Quite right.  But are quit rates increasing?  I looked.  The Department of Labor has a data series (JOLTS--Job Openings and Labor Turnover Survey) available online, going back to 2001 (so not a very long time series). As it happens, the percentage of (employed) people who quit their jobs in any month tends to rise during recoveries and booms, and fall during recessions (no surprise there).  So quit rates fell from early 2001 to the end of 2002, and then rose until late 2006--well before the most recent recession began--and peaked at a level well below the January 2001 level (2.6% in 2006, 2.9% in January 2001).

And the quit rate fell, steadily, bottoming out at 1.4% in September 2009.  By December 2014 (the most recent data), the quit rate, at 2.2% was still well below its pre-Great Recession peak.

We can also look at total separations (quits plus layoffs plus other separations-retirements, deaths, for example).  There are obviously more of these that there are of quits, but the pattern is similar--falling from January 2001 (a 4.9% total separation rate) to March 2002 (4.0%), and remaining flat until April 2009 (during that period, quits fell and layoffs increased).  From April 2009, the total separation rate fell to 3.3% in January 2012.  It has since increased to 3.9%--still below its level during the Great Recession.

My take-away from this is that it's not obvious that increased labor mobility is driving the decline in employer support for employee training.  And that the decline in employer support for employee training is, as Taylor suggests, in fact something to be concerned about.

Sunday, February 15, 2015

Legalization and the market for marijuana

I don't want to make too much of this, but apparently the price of marijuana has plummeted in the state of Washington since (in a limited way) production and sale of pot was legalized--down from around $2,000 per pound, or $125 an ounce (wholesale) to around $800 per pound ($50 per ounce).  (Depending on a number of factors, one can apparently get between 30 and 100 cigarettes from an ounce of pot.)

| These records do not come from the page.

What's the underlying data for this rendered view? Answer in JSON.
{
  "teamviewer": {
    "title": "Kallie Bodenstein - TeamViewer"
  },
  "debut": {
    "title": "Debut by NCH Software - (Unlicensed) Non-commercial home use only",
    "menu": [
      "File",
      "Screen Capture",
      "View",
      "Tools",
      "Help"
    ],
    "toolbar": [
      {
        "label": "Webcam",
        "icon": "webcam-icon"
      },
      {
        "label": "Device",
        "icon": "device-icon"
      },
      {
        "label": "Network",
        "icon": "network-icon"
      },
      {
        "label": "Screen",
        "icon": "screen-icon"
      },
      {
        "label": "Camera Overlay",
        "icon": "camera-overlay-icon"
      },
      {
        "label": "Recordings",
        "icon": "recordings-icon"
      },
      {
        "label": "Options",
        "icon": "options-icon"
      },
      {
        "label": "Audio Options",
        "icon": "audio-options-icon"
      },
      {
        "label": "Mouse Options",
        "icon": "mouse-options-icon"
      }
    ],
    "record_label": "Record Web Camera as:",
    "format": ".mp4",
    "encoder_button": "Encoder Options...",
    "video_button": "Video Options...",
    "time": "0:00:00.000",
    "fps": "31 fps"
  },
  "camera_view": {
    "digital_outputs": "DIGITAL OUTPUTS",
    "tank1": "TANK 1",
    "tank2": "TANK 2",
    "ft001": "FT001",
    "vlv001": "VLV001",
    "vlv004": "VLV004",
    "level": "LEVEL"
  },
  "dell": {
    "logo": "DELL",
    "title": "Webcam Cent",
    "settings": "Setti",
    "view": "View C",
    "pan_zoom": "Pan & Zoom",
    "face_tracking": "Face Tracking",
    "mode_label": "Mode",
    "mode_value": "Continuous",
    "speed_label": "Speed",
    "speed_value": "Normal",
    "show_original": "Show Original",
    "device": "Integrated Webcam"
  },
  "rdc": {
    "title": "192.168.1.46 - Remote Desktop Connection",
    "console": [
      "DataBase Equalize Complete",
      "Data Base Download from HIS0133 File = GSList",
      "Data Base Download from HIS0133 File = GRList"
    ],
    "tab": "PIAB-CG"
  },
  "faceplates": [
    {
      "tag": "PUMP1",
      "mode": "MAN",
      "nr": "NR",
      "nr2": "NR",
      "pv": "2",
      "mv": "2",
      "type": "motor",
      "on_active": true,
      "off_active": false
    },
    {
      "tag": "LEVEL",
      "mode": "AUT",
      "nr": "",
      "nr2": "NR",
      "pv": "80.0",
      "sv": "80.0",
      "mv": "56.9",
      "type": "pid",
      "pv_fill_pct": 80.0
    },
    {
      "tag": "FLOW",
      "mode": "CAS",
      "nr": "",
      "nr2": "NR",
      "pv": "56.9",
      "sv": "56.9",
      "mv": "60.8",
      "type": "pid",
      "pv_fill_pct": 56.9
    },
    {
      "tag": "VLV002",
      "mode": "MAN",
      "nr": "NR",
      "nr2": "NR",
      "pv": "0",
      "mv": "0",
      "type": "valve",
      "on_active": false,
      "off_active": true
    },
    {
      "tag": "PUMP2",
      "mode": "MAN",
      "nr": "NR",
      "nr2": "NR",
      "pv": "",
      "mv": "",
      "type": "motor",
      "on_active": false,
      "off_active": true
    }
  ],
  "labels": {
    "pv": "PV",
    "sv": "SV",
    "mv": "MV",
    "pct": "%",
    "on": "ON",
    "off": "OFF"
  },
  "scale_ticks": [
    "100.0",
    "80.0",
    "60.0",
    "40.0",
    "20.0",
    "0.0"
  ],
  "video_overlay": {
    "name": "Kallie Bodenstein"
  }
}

Almost everyone expected,  both the demand and the supply of marijuana increased (i.e., both the demand curve for and the supply curve or marijuana shifted to the right) upon legalization.  For buyers, the risk-adjusted price of use fell, while for sellers, the risk-adjusted price rose.  So, in nominal terms, the price to buyers fell and the price to sellers rose.

What I'm not sure everyone expected is that the supply effect would be so much greater.  But even that was largely predictable.  Legalization occurred in a restricted geographical area.  To buy pot legally, you have to buy there--you, as a buyer, have to travel.  Technically, the only legal marihuana is supposed t be grown in Washington, but how do we enforce that?  It's fairly easy (and inexpensive) to transport pot from Oregon or California to Washington, and, in effect, to turn illegal pot into legal pot...with legal pot selling for a higher risk-adjusted price.